Item 4. Purpose of Transaction.

 

Mr. Rothenberg holds the Issuer’s securities for investment purposes. Mr. Rothenberg does not have any present plans or proposals that relate to or would result in the occurrence of any of the events or matters described in Item 4(a)-(j) of Schedule 13D.

 

Item 5. Interest in Securities of the Issuer.

 

(a) Mr. Rothenberg beneficially owns 69,057,521 shares of Common Stock of the Issuer, representing approximately 18.38% of the outstanding shares of Common Stock.

 

(b) The information set forth in Item 5(a) of this Schedule 13D is incorporated herein by reference. Mr. Rothenberg has sole voting power and sole dispositive power over the shares of Common Stock, and does not have shared voting power or shared dispositive power over any shares of Common Stock.

 

(c) Except as reported in Item 3 herein, Mr. Rothenberg has not affected any transactions in the Common Stock during the past 60 days.

 

(d) Not applicable.

 

(e) Not applicable.

 

Item 6. Contracts, Arrangements, Understandings or Relationships with Respect to Securities of the Issuer.

 

The information set forth under Items 3, 4 and 5 and the agreement referred to herein is incorporated herein by reference. Mr.

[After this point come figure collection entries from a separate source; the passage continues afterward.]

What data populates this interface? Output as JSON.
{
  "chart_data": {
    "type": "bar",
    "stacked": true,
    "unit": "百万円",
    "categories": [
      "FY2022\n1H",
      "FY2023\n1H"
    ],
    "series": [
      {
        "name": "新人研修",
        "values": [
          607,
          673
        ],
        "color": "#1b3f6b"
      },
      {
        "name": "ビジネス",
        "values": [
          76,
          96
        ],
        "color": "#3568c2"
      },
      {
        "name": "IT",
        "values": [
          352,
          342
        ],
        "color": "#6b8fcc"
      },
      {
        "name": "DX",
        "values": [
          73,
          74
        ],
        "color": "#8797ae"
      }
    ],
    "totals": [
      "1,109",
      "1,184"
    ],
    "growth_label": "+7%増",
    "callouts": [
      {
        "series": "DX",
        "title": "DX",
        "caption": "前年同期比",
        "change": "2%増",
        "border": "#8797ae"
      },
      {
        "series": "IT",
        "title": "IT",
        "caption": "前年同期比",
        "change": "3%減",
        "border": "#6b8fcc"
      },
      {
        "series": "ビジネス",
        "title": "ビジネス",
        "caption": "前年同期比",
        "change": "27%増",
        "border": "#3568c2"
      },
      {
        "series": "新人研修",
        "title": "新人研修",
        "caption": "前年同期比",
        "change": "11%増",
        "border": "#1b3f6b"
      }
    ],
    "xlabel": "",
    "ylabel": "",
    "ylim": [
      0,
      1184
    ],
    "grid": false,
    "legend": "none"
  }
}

Rothenberg (i) holds no options to purchase shares of Common Stock, (ii) has no interest in any other securities of the Issuer, and (iii) is not a party to an agreement in which it shall receive additional securities of the Issuer.

 

Item 7. Material to be Filed as Exhibits.

 

None

 

 
 

 

SIGNATURE

 

After reasonable inquiry and to the best of my knowledge and belief, I certify that the information set forth in this statement is true, complete and correct.